A recent $4.2 million example stands out as a strong reminder that franchisors must ensure they comply with the Franchising Code of Conduct (the “Code”) and the Australian Consumer Law (“ACL”).
Under the Code, the Australian Competition and Consumer Commission (“ACCC”) can take court action against franchisors and seek a financial penalty for breaches such as failing to act in good faith, failing to provide a disclosure document, failing to attend mediation or failing to provide reasonable written notice of proposed termination for breach. The maximum penalty for a single breach of the Code is $63,000.
In dealings with their franchisees, franchisors should pay very close attention to the ACL which imposes a number of broad obligations (which are not limited to franchising arrangements) including an obligation not to make false and misleading representations, an obligation not to engage in conduct that is misleading or deceptive (or is likely to mislead or deceive) and an obligation not to engage in unconscionable conduct.
The maximum penalty for a breach of the ACL has recently been increased to the greater of $10 million, or three times the value of the benefit obtained, or 10% of annual turnover in the previous 12 months if the value of the benefit cannot be determined.
The penalties payable under the ACL are therefore much greater, and can be imposed in addition to, the penalties under the Code.

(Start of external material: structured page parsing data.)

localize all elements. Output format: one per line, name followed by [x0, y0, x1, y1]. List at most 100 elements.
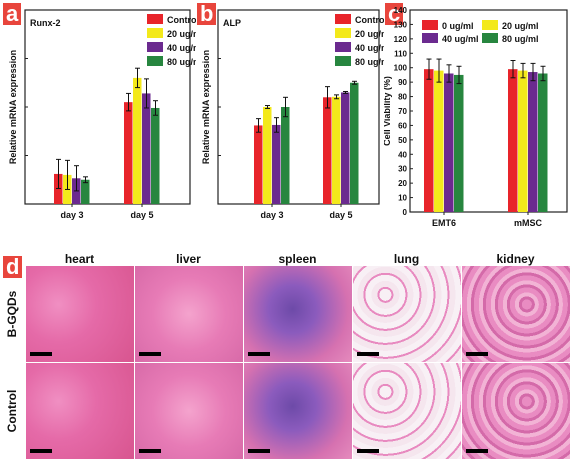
bar-20-ug-ml-emt6 — [434, 70, 444, 212]
x-tick-label: day 3 — [260, 210, 283, 220]
panel-letter-d: d — [3, 256, 23, 278]
legend-label: Control — [167, 15, 196, 25]
y-tick-label: 60 — [398, 121, 407, 130]
scale-bar — [30, 352, 52, 356]
chart-runx2: Runx-2 Relative mRNA expression day 3 day 5… — [8, 9, 196, 220]
legend-swatch — [147, 28, 163, 38]
histology-image-spleen-control — [244, 363, 352, 459]
y-tick-label: 50 — [398, 136, 407, 145]
scale-bar — [357, 449, 379, 453]
scale-bar — [30, 449, 52, 453]
y-tick-label: 90 — [398, 78, 407, 87]
chart-alp: ALP Relative mRNA expression day 3 day 5 Con… — [201, 9, 384, 220]
y-tick-label: 30 — [398, 165, 407, 174]
scale-bar — [139, 352, 161, 356]
chart-cell-viability: Cell Viability (%) 0 10 20 30 40 50 60 70 80 90 100… — [384, 6, 568, 228]
bar-control-day-3 — [254, 125, 263, 204]
histology-image-kidney-control — [462, 363, 570, 459]
x-tick-label: day 5 — [329, 210, 352, 220]
x-tick-label: mMSC — [514, 218, 543, 228]
bar-80-ug-ml-day-5 — [151, 107, 160, 204]
panel-letter-b: b — [197, 3, 217, 25]
bar-20-ug-ml-day-5 — [133, 77, 142, 204]
plot-frame — [24, 9, 191, 205]
y-tick-label: 120 — [394, 35, 408, 44]
row-label-b-gqds: B-GQDs — [5, 290, 19, 338]
legend-label: 40 ug/ml — [167, 43, 196, 53]
histology-image-liver-control — [135, 363, 243, 459]
panel-letter-c: c — [385, 3, 404, 25]
scale-bar — [139, 449, 161, 453]
legend-swatch — [422, 20, 438, 30]
y-tick-label: 10 — [398, 194, 407, 203]
y-tick-label: 100 — [394, 64, 408, 73]
legend-label: 80 ug/ml — [355, 57, 384, 67]
y-axis-label: Relative mRNA expression — [201, 50, 211, 164]
bar-40-ug-ml-day-3 — [272, 124, 281, 204]
bar-20-ug-ml-day-5 — [332, 96, 341, 204]
legend-swatch — [147, 56, 163, 66]
legend-label: 0 ug/ml — [442, 21, 474, 31]
legend-swatch — [335, 42, 351, 52]
column-title-lung: lung — [393, 252, 420, 266]
legend-swatch — [422, 33, 438, 43]
bar-80-ug-ml-day-3 — [281, 107, 290, 204]
legend-label: 80 ug/ml — [502, 34, 539, 44]
bar-40-ug-ml-day-5 — [142, 93, 151, 204]
scale-bar — [466, 449, 488, 453]
bar-80-ug-ml-day-3 — [81, 179, 90, 204]
y-tick-label: 110 — [394, 49, 407, 58]
histology-image-lung-control — [353, 363, 461, 459]
legend-label: 40 ug/ml — [442, 34, 479, 44]
legend-label: 40 ug/ml — [355, 43, 384, 53]
panel-letter-a: a — [3, 3, 22, 25]
y-axis-label: Relative mRNA expression — [8, 50, 18, 164]
column-title-heart: heart — [64, 252, 95, 266]
y-axis-label: Cell Viability (%) — [384, 76, 392, 146]
bar-0-ug-ml-emt6 — [424, 69, 434, 213]
scale-bar — [357, 352, 379, 356]
scale-bar — [466, 352, 488, 356]
y-tick-label: 0 — [403, 208, 408, 217]
legend-label: 20 ug/ml — [355, 29, 384, 39]
legend-label: 80 ug/ml — [167, 57, 196, 67]
bar-20-ug-ml-day-3 — [263, 107, 272, 204]
bar-control-day-5 — [124, 102, 133, 204]
chart-title: ALP — [223, 18, 241, 28]
column-title-kidney: kidney — [496, 252, 535, 266]
bar-20-ug-ml-mmsc — [518, 70, 528, 212]
x-tick-label: EMT6 — [432, 218, 456, 228]
legend-swatch — [335, 56, 351, 66]
y-tick-label: 20 — [398, 179, 407, 188]
histology-image-kidney-b-gqds — [462, 266, 570, 362]
bar-0-ug-ml-mmsc — [508, 69, 518, 213]
histology-image-heart-control — [26, 363, 134, 459]
legend-label: Control — [355, 15, 384, 25]
row-label-control: Control — [5, 389, 19, 433]
histology-image-heart-b-gqds — [26, 266, 134, 362]
bar-40-ug-ml-day-5 — [341, 92, 350, 204]
bar-40-ug-ml-mmsc — [528, 72, 538, 213]
legend-swatch — [335, 28, 351, 38]
y-tick-label: 70 — [398, 107, 407, 116]
legend-swatch — [147, 14, 163, 24]
legend-label: 20 ug/ml — [167, 29, 196, 39]
scale-bar — [248, 449, 270, 453]
x-tick-label: day 5 — [130, 210, 153, 220]
bar-80-ug-ml-emt6 — [454, 74, 464, 212]
y-tick-label: 40 — [398, 150, 407, 159]
legend-swatch — [482, 33, 498, 43]
legend-label: 20 ug/ml — [502, 21, 539, 31]
bar-80-ug-ml-day-5 — [350, 82, 359, 204]
bar-80-ug-ml-mmsc — [538, 73, 548, 212]
bar-40-ug-ml-emt6 — [444, 73, 454, 212]
histology-image-lung-b-gqds — [353, 266, 461, 362]
histology-image-spleen-b-gqds — [244, 266, 352, 362]
column-title-liver: liver — [176, 252, 201, 266]
y-tick-label: 140 — [394, 6, 408, 15]
legend-swatch — [335, 14, 351, 24]
chart-title: Runx-2 — [30, 18, 61, 28]
x-tick-label: day 3 — [60, 210, 83, 220]
bar-control-day-5 — [323, 97, 332, 204]
scale-bar — [248, 352, 270, 356]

This was the case when the ACCC pursued Ultra Tune Australia Pty Ltd in 2019 which resulted in penalties of over $2 million being imposed.
In the case of former carwashing and detailing business Geowash Pty Ltd the business and its director and franchising manager were heavily penalised for breaches of the Code and the ACL with the Federal Court ordering $4.2 million in penalties against them. The breaches included:
- making false or misleading representations;
- failing to act in good faith in relation to the sale and marketing of its franchises; and
- acting unconscionably towards its franchisees.
The director and franchising manager were personally liable for substantial penalties as they had knowingly been concerned in the unconscionable conduct engaged in by the company. In addition, they were ordered to pay a further $500,000 each, which was to be used to compensate franchisees affected by their breaches of the Code and the ACL. They were also disqualified from managing corporations for periods of 5 years and 4 years, respectively.
There has never been a better time for franchisors to review both their compliance documentation and their dealings with franchisees to ensure that they are not in breach of either the Code or the ACL.